Son of Steve is well into his first month of middle school and all the changes that entails. He’s hit that point where the honeymoon is over. The novelty has worn off, and the reality of earlier mornings, heavier backpack, crazier schedules, and more teachers and classes and assignments to keep track of has set in. He sighed this morning a heavy enervated sigh and said, “I wish Saturday would hurry up and come.” He’s tired. Psychically tired. There’s been a heroic level of adaptation going on, and it’s taken a toll.
The other big change has been a major drop in physical activity. Last year, he walked six tenths of a mile to school and back every day. This year, he rides the bus. It’s taken a measurable toll on physical activity. How measurable? About a 50% drop, as measured by the fitbit he’s been wearing for the last year and a half. In elementary school, he could dependably rack up 12,000-15,000 steps daily, sometimes exceeding 20,000. So far in middle school, he hovers in the 6-7,000 vicinity, rarely topping 10,000. Part of that is the missing walk to school, and another part is the lack of physical activity programmed into the school day: a drop from two to zero recesses, and a drop in the frequency of P.E. classes.
I’ve seen a number of studies surfacing lately that have connected exercise with mood and cognitive abilities. A longitudinal study in Britain found that car commuters who switched to biking, walking, or public transportation tended to improve their moods. Findings were further reinforced by effects of lengthening commutes: an additional 10 minutes of car commuting led to higher levels of anxiety, whereas an additional 10 minutes of commuting by bike, walking, or public transportation led to lower anxiety.
A US study on schoolchildren found that daily after-school exercise (about 4,000 steps in two hours) substantially improved children’s attention and cognitive skills during school, actually doubling some measures over the control group.
So it’s pretty clear he needs to get his activity back up, and barring a sudden revolution in Newton’s top-tier-college focus on academics, that ain’t gonna happen during school hours.
So what about walking? The walk to middle school is twice the distance (1.2 miles) of his elementary school. Though I walked that far in middle school, I started in 7th grade, not 6th. And backpacks just weren’t so overloaded in those days. Also, I don’t relish sending him across the Parker St. bridge over Route 9, new signals notwithstanding. I don’t feel comfortable entrusting his safety to Parker Street’s impatient, distracted, speed-addicted commuters.

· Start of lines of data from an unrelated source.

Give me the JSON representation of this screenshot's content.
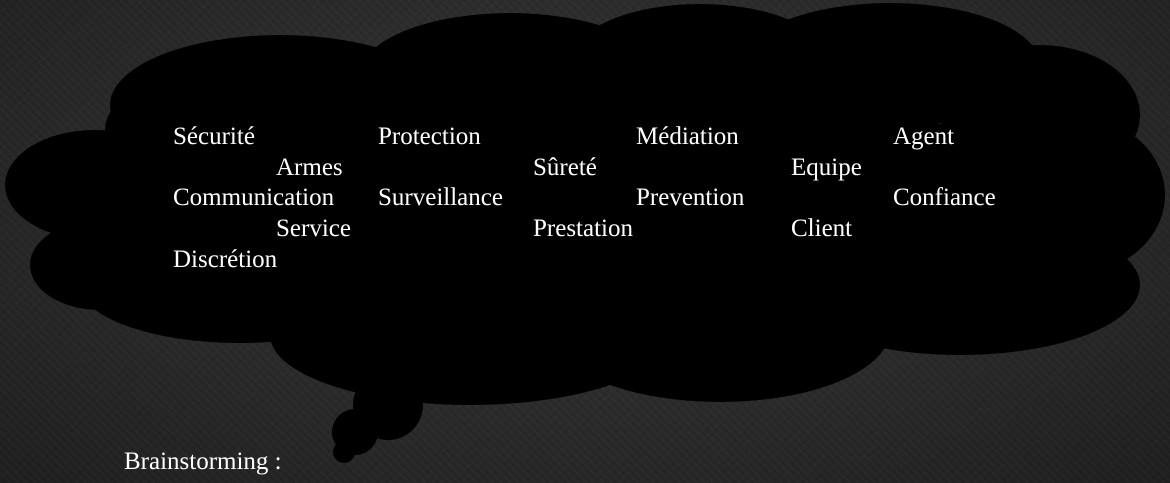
{
  "slide": {
    "background_color": "#2b2b2b",
    "bubble_color": "#000000",
    "text_color": "#ffffff",
    "caption": "Brainstorming :",
    "words": [
      "Sécurité",
      "Armes",
      "Communication",
      "Service",
      "Discrétion",
      "Protection",
      "Surveillance",
      "Sûreté",
      "Prestation",
      "Médiation",
      "Prevention",
      "Equipe",
      "Client",
      "Agent",
      "Confiance"
    ]
  }
}
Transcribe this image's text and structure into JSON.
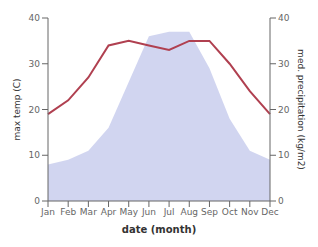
{
  "chart_data": {
    "type": "line",
    "xlabel": "date (month)",
    "ylabel": "max temp (C)",
    "y2label": "med. precipitation (kg/m2)",
    "categories": [
      "Jan",
      "Feb",
      "Mar",
      "Apr",
      "May",
      "Jun",
      "Jul",
      "Aug",
      "Sep",
      "Oct",
      "Nov",
      "Dec"
    ],
    "series": [
      {
        "type": "area",
        "axis": "y2",
        "color": "#b8bfe8",
        "values": [
          8,
          9,
          11,
          16,
          26,
          36,
          37,
          37,
          29,
          18,
          11,
          9
        ]
      },
      {
        "type": "line",
        "color": "#b04050",
        "values": [
          19,
          22,
          27,
          34,
          35,
          34,
          33,
          35,
          35,
          30,
          24,
          19
        ]
      }
    ],
    "ylim": [
      0,
      40
    ],
    "yticks": [
      0,
      10,
      20,
      30,
      40
    ],
    "y2lim": [
      0,
      40
    ],
    "y2ticks": [
      0,
      10,
      20,
      30,
      40
    ],
    "grid": false
  }
}
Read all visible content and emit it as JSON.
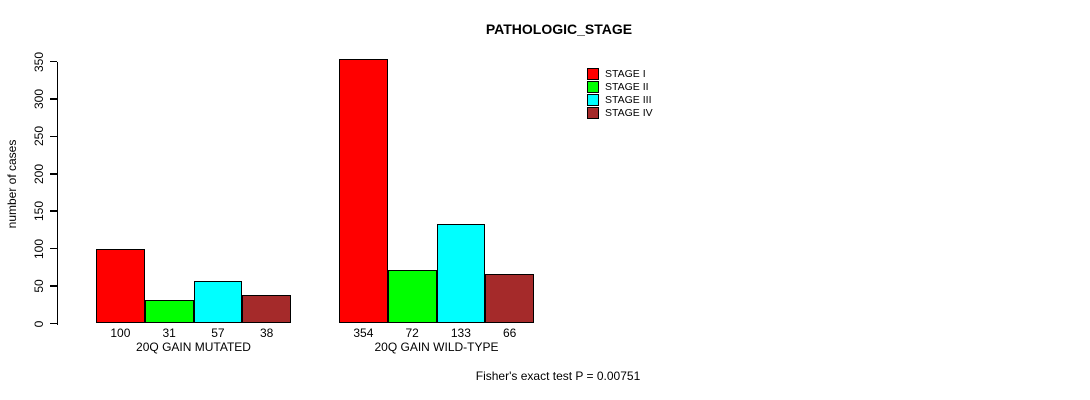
{
  "figure": {
    "background_color": "#ffffff",
    "foreground_color": "#000000"
  },
  "chart_data": {
    "type": "bar",
    "title": "PATHOLOGIC_STAGE",
    "xlabel": "",
    "ylabel": "number of cases",
    "ylim": [
      0,
      350
    ],
    "yticks": [
      0,
      50,
      100,
      150,
      200,
      250,
      300,
      350
    ],
    "grid": false,
    "bar_value_labels_shown": true,
    "legend_position": "inside-top-right",
    "series": [
      {
        "name": "STAGE I",
        "color": "#FF0000"
      },
      {
        "name": "STAGE II",
        "color": "#00FF00"
      },
      {
        "name": "STAGE III",
        "color": "#00FFFF"
      },
      {
        "name": "STAGE IV",
        "color": "#A52A2A"
      }
    ],
    "groups": [
      {
        "label": "20Q GAIN MUTATED",
        "values": [
          100,
          31,
          57,
          38
        ]
      },
      {
        "label": "20Q GAIN WILD-TYPE",
        "values": [
          354,
          72,
          133,
          66
        ]
      }
    ],
    "footnote": "Fisher's exact test P = 0.00751"
  }
}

The only crossing that was close to that perilous in my own middle-school walk (a four-lane arterial) had a police crossing guard, because it was right in front of the school.
What about biking? It’s hazardous: the most direct route involves Parker St. A Brown student on a bike was injured last week on Parker (Bike Newton–and others–are attempting to find out more about the incident). But I’m looking into alternate routes: one possibility is to cross 9 at the signal at Woodcliff Road and take back streets, cutting out most of Parker. So here I am, a big proponent of biking, a bike commuter, and a bike blogger, and even I hesitate to send my child to middle school on a bike. What is wrong with this supposedly sleepy, safe little city? Or, alternatively, what’s wrong with me? (Maybe I know too much?)
This is where the rubber hits the road, isn’t it? This is where I experience the hesitation that most people have had about making a transition from driving to biking: is it safe? And this is when I have to be stern and remind myself: is it safer to lack exercise and activity? Safer to let the mind go soft in a stew of inattention and anxiety? I know my own mood and mental acuity have improved since I started bike commuting a few years ago. Should I really be denying those benefits to my child?
OK. I’ll have to try a test run. Maybe I can bike it with him a few days to see how it goes and see where the trouble spots are. Of course, we’ll soon be cut short by dark mornings and inclement weather. But maybe by then we’ll have braved the route on foot, and he can experience the joys–as I did–of a 1.2 mile walk to middle school in all kinds of weather.